I am not pro-censorship. I am pro-history and social awareness. I know about slavery. I know it happened, and I know how horrifying it was. But while I also support the idea of telling stories about it, much like I support making films about the Holocaust, when this extreme level of violence is deemed necessary, I view it as exploitative, as a cheap way of getting us to feel. So that we can then leave the theater, shaking our heads at the horror of it all, feeling proud of ourselves for having made it through.

And then we turn on the Real Housewives.

While yet another school shooting just happened. While the environmental situation borders on catastrophic. While no one votes.

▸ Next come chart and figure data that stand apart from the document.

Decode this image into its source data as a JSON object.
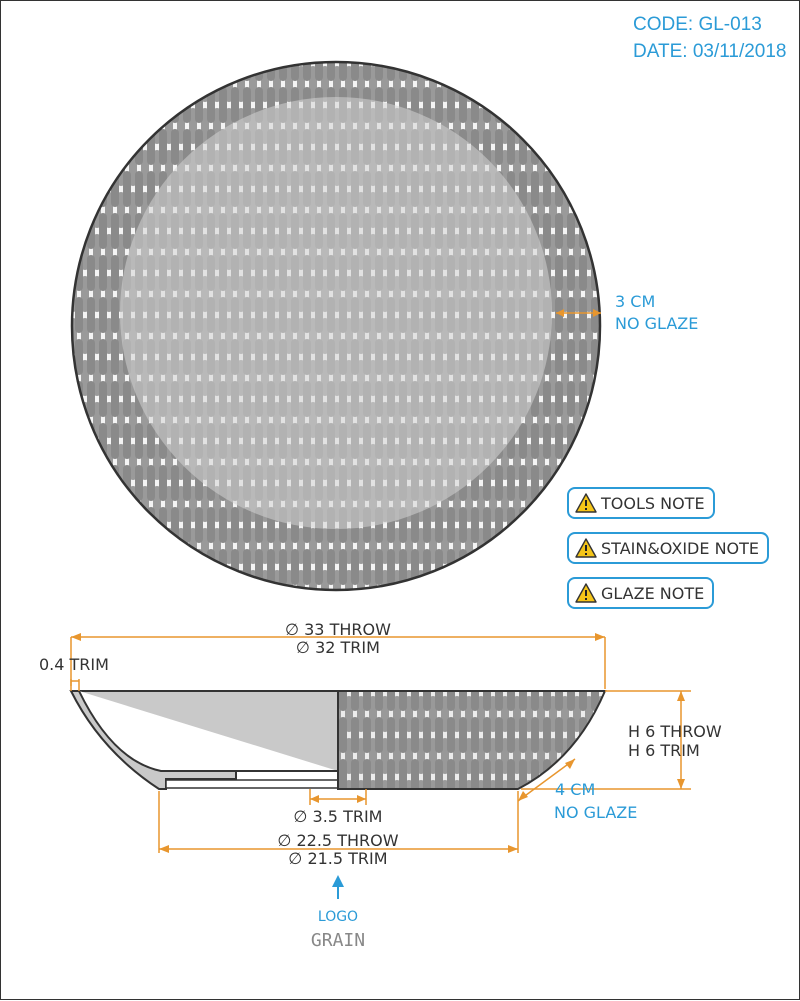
{
  "header": {
    "code": "CODE: GL-013",
    "date": "DATE: 03/11/2018"
  },
  "top_view": {
    "rim_note": {
      "line1": "3 CM",
      "line2": "NO GLAZE"
    }
  },
  "notes": [
    {
      "label": "TOOLS NOTE",
      "icon": "warning-icon"
    },
    {
      "label": "STAIN&OXIDE NOTE",
      "icon": "warning-icon"
    },
    {
      "label": "GLAZE NOTE",
      "icon": "warning-icon"
    }
  ],
  "section_view": {
    "diameter_top": {
      "line1": "∅ 33 THROW",
      "line2": "∅ 32 TRIM"
    },
    "wall_trim": "0.4 TRIM",
    "height": {
      "line1": "H 6 THROW",
      "line2": "H 6 TRIM"
    },
    "foot_note": {
      "line1": "4 CM",
      "line2": "NO GLAZE"
    },
    "foot_ring": "∅ 3.5 TRIM",
    "base": {
      "line1": "∅ 22.5 THROW",
      "line2": "∅ 21.5 TRIM"
    },
    "logo": {
      "label": "LOGO",
      "text": "GRAIN"
    }
  },
  "colors": {
    "dimension": "#e8962e",
    "annotation": "#2b9bd7",
    "outline": "#333333",
    "pattern": "#8a8a8a",
    "center_disk": "#cccccc",
    "body_fill": "#c9c9c9"
  }
}
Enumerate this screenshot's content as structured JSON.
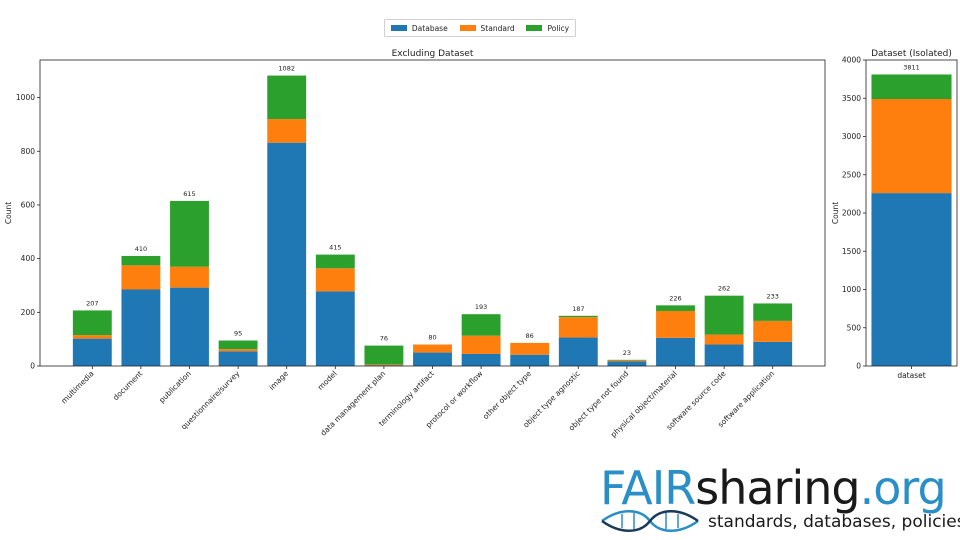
{
  "legend": {
    "items": [
      {
        "label": "Database",
        "color": "#1f77b4"
      },
      {
        "label": "Standard",
        "color": "#ff7f0e"
      },
      {
        "label": "Policy",
        "color": "#2ca02c"
      }
    ]
  },
  "brand": {
    "fair": "FAIR",
    "sharing": "sharing",
    "org": ".org",
    "tagline": "standards, databases, policies"
  },
  "chart_data": [
    {
      "type": "bar",
      "stacked": true,
      "title": "Excluding Dataset",
      "xlabel": "",
      "ylabel": "Count",
      "ylim": [
        0,
        1140
      ],
      "yticks": [
        0,
        200,
        400,
        600,
        800,
        1000
      ],
      "grid": false,
      "categories": [
        "multimedia",
        "document",
        "publication",
        "questionnaire/survey",
        "image",
        "model",
        "data management plan",
        "terminology artifact",
        "protocol or workflow",
        "other object type",
        "object type agnostic",
        "object type not found",
        "physical object/material",
        "software source code",
        "software application"
      ],
      "series": [
        {
          "name": "Database",
          "values": [
            102,
            285,
            292,
            55,
            832,
            278,
            3,
            50,
            45,
            42,
            106,
            17,
            105,
            80,
            90
          ]
        },
        {
          "name": "Standard",
          "values": [
            13,
            90,
            78,
            8,
            88,
            86,
            3,
            30,
            68,
            44,
            76,
            4,
            100,
            37,
            78
          ]
        },
        {
          "name": "Policy",
          "values": [
            92,
            35,
            245,
            32,
            162,
            51,
            70,
            0,
            80,
            0,
            5,
            2,
            21,
            145,
            65
          ]
        }
      ],
      "totals": [
        207,
        410,
        615,
        95,
        1082,
        415,
        76,
        80,
        193,
        86,
        187,
        23,
        226,
        262,
        233
      ]
    },
    {
      "type": "bar",
      "stacked": true,
      "title": "Dataset (Isolated)",
      "xlabel": "",
      "ylabel": "Count",
      "ylim": [
        0,
        4000
      ],
      "yticks": [
        0,
        500,
        1000,
        1500,
        2000,
        2500,
        3000,
        3500,
        4000
      ],
      "grid": false,
      "categories": [
        "dataset"
      ],
      "series": [
        {
          "name": "Database",
          "values": [
            2260
          ]
        },
        {
          "name": "Standard",
          "values": [
            1230
          ]
        },
        {
          "name": "Policy",
          "values": [
            321
          ]
        }
      ],
      "totals": [
        3811
      ]
    }
  ]
}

Perhaps, in addition to focusing on the horrifying crimes legal in America during the nineteenth century, we can also talk about human trafficking happening today (14,500-17,500 people are estimated to be trafficked into the United States each year, and half of those are said to be children, and 800,000 people are trafficked worldwide each year. Want to read more?). There is more than enough talent out there for movies to be made about all difficult subjects, and I would love a balance of films set in the past (slavery, Holocaust, et cetera), present (human trafficking, child soldiers, et cetera), and future (caste systems, digital surveillance, genetic modification, et cetera), since movies seem to be one of the few ways to bring awareness to anything these days.

And for all these films, regardless of the subject matter, I’m questioning the productivity of featuring this amount of violence when telling the story. Because, much like when a woman shows her boob, it’s all you remember (Hello, Janet). When there is this much violence, not only does that become what is remembered, but it also makes it okay to show this amount of violence, and then next time, we can show more. Which is, perversely, one more step in forging our apathy and desensitization. Psychological research suggests that the more often we see representations of egregious forms of violence, the more we become indifferent to them.

The common definition of a splatter film or gore film is a type of horror film that deliberately focuses on graphic portrayals of gore and graphic violence. To quote Wikipedia, “These films, through the use of special effects, tend to display an overt interest in the vulnerability of the human body and the theatricality of its mutilation.” Could it not be argued that this happens, over and over, in 12 Years a Slave? And that one of the drawbacks to this violence is the way it upstages the very narrative it is intended to support?

Perhaps, instead of feeling the need to show us scene after scene of horrifying and unrelenting violence, we could focus on learning how to feel after leaving the multiplex.

Perhaps we should wonder why it feels good to feel bad.

Perhaps we should wonder why it is okay to show such extraordinary and horrific cruelty in a film and yet a woman can’t show a breast on television.

Perhaps we should wonder why a film where almost every other scene depicts such inhumane cruelty is deemed not only important but necessary.